Lenders must market to military service members to maximize production

Mortgage

Long-awaited, spring has finally arrived, and with it a number of prospective homebuyers. May, June, July and August are the four busiest home-selling months, and reportedly account for nearly 40% of an average year’s total home selling.

Given the importance of the season, mortgage originators would be wise to look at industry forecasts to know what to expect. Several patterns for home buying seem to stand out this year, but it’s worth highlighting that this year’s trends are especially noteworthy with respect to a key demographic: military service members.

Perhaps the trend that is garnering the most attention concerns housing prices. Market forecasts are predicting that prices should continue to rise, dampening sales. House price growth is expected to outpace inflation and pay growth, but not to the degree that it has over the last several years. Home prices are expected to rise 3.7% in 2019. Perhaps even more worrisome are increasing concerns of a general downturn in the economy, lowering growth outlooks as well.

Military jobs, however, are often considered “recession proof.” While the business world deals with periodic cycles of boom and bust, the military carries on unfazed by this turbulence. As a result, the financial outlook of service members is largely independent of any exogenous economic trends.

According to a report by the Consumer Financial Protection Bureau, service members have consistently represented roughly 7.3% to 7.5% of all first-time homebuyers since 2006. This is especially notable when considered in light of the mortgage crisis, during which first-time homebuyers as a share of all mortgages dropped from 16% to 13%. If economic headwinds begin to prevail, service members as a share of first-time homebuyers should only increase.
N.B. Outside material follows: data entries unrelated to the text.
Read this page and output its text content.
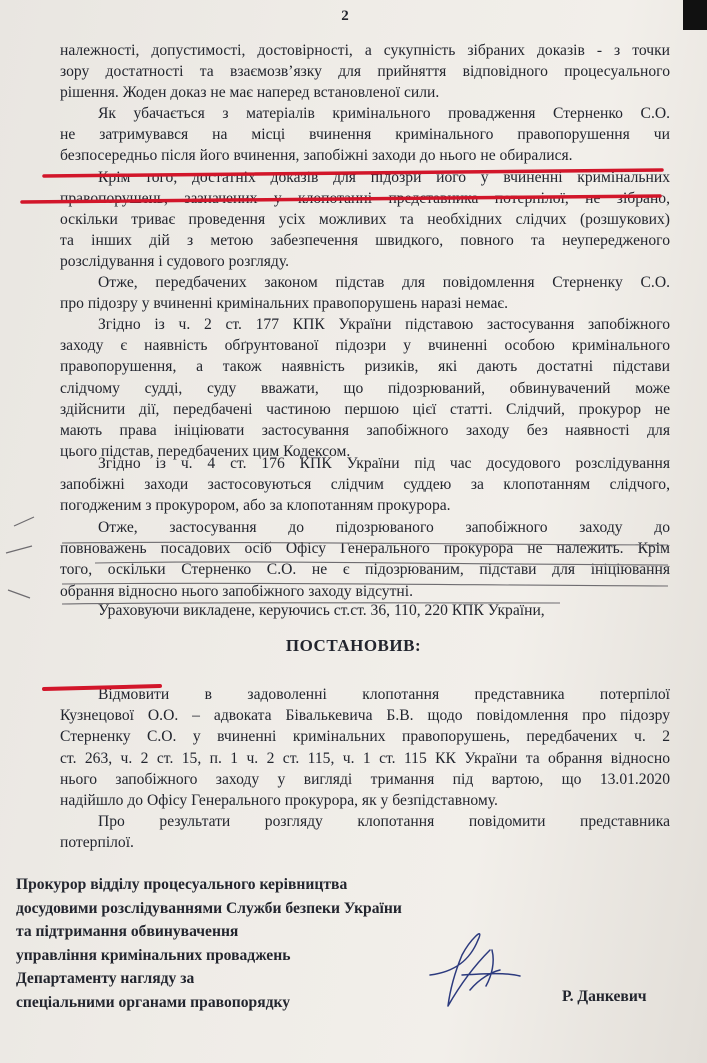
2
належності, допустимості, достовірності, а сукупність зібраних доказів - з точки
зору достатності та взаємозв’язку для прийняття відповідного процесуального
рішення. Жоден доказ не має наперед встановленої сили.
Як убачається з матеріалів кримінального провадження Стерненко С.О.
не затримувався на місці вчинення кримінального правопорушення чи
безпосередньо після його вчинення, запобіжні заходи до нього не обиралися.
Крім того, достатніх доказів для підозри його у вчиненні кримінальних
правопорушень, зазначених у клопотанні представника потерпілої, не зібрано,
оскільки триває проведення усіх можливих та необхідних слідчих (розшукових)
та інших дій з метою забезпечення швидкого, повного та неупередженого
розслідування і судового розгляду.
Отже, передбачених законом підстав для повідомлення Стерненку С.О.
про підозру у вчиненні кримінальних правопорушень наразі немає.
Згідно із ч. 2 ст. 177 КПК України підставою застосування запобіжного
заходу є наявність обґрунтованої підозри у вчиненні особою кримінального
правопорушення, а також наявність ризиків, які дають достатні підстави
слідчому судді, суду вважати, що підозрюваний, обвинувачений може
здійснити дії, передбачені частиною першою цієї статті. Слідчий, прокурор не
мають права ініціювати застосування запобіжного заходу без наявності для
цього підстав, передбачених цим Кодексом.
Згідно із ч. 4 ст. 176 КПК України під час досудового розслідування
запобіжні заходи застосовуються слідчим суддею за клопотанням слідчого,
погодженим з прокурором, або за клопотанням прокурора.
Отже, застосування до підозрюваного запобіжного заходу до
повноважень посадових осіб Офісу Генерального прокурора не належить. Крім
того, оскільки Стерненко С.О. не є підозрюваним, підстави для ініціювання
обрання відносно нього запобіжного заходу відсутні.
Ураховуючи викладене, керуючись ст.ст. 36, 110, 220 КПК України,
ПОСТАНОВИВ:
Відмовити в задоволенні клопотання представника потерпілої
Кузнецової О.О. – адвоката Бівалькевича Б.В. щодо повідомлення про підозру
Стерненку С.О. у вчиненні кримінальних правопорушень, передбачених ч. 2
ст. 263, ч. 2 ст. 15, п. 1 ч. 2 ст. 115, ч. 1 ст. 115 КК України та обрання відносно
нього запобіжного заходу у вигляді тримання під вартою, що 13.01.2020
надійшло до Офісу Генерального прокурора, як у безпідставному.
Про результати розгляду клопотання повідомити представника
потерпілої.
Прокурор відділу процесуального керівництва
досудовими розслідуваннями Служби безпеки України
та підтримання обвинувачення
управління кримінальних проваджень
Департаменту нагляду за
спеціальними органами правопорядку	Р. Данкевич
Another predominant trend to expect this spring concerns an increased presence of millennials as homebuyers. Over the last two years, in the bracket of Americans between the ages of 28 to 31 alone, homeownership has risen from 27% to 47%, a staggering increase. In fact, over the next 10 years, the millennial generation is expected to purchase at least 10 million new homes.

With respect to service members, this trend is even stronger. A report by the National Association of Realtors shows that active service member homebuyers have the youngest median age of any demographic. Should an economic downturn skew service member shares of mortgages, this would result in an even stronger skew towards younger mortgage borrowers.

An increasing skew of service member share of mortgages would be great news for mortgage originators — delinquency rates for service members have become increasingly low. More than a decade ago, the average delinquency rate was over 13% for service members and the general population alike, with service members exhibiting a slightly higher rate. Now, both rates have plummeted, with service members even lower than the general population, slightly under 2%. Our best and brightest seem to be proving themselves to be as reliable as their reputation deserves.

With rising mortgage rates and home prices putting a damper on the market, mortgage originators may be right to lower their expectations for this spring. When markets stall or slow down, it’s useful to take stock of where safe havens can be found. Fortunately, for mortgage originators, service members have shown themselves to be not only reliable borrowers, but a steady demographic unfazed by independent economic concerns.

Undoubtedly reliable, service members prove to be counted on by Americans in more ways than one, regardless of the season.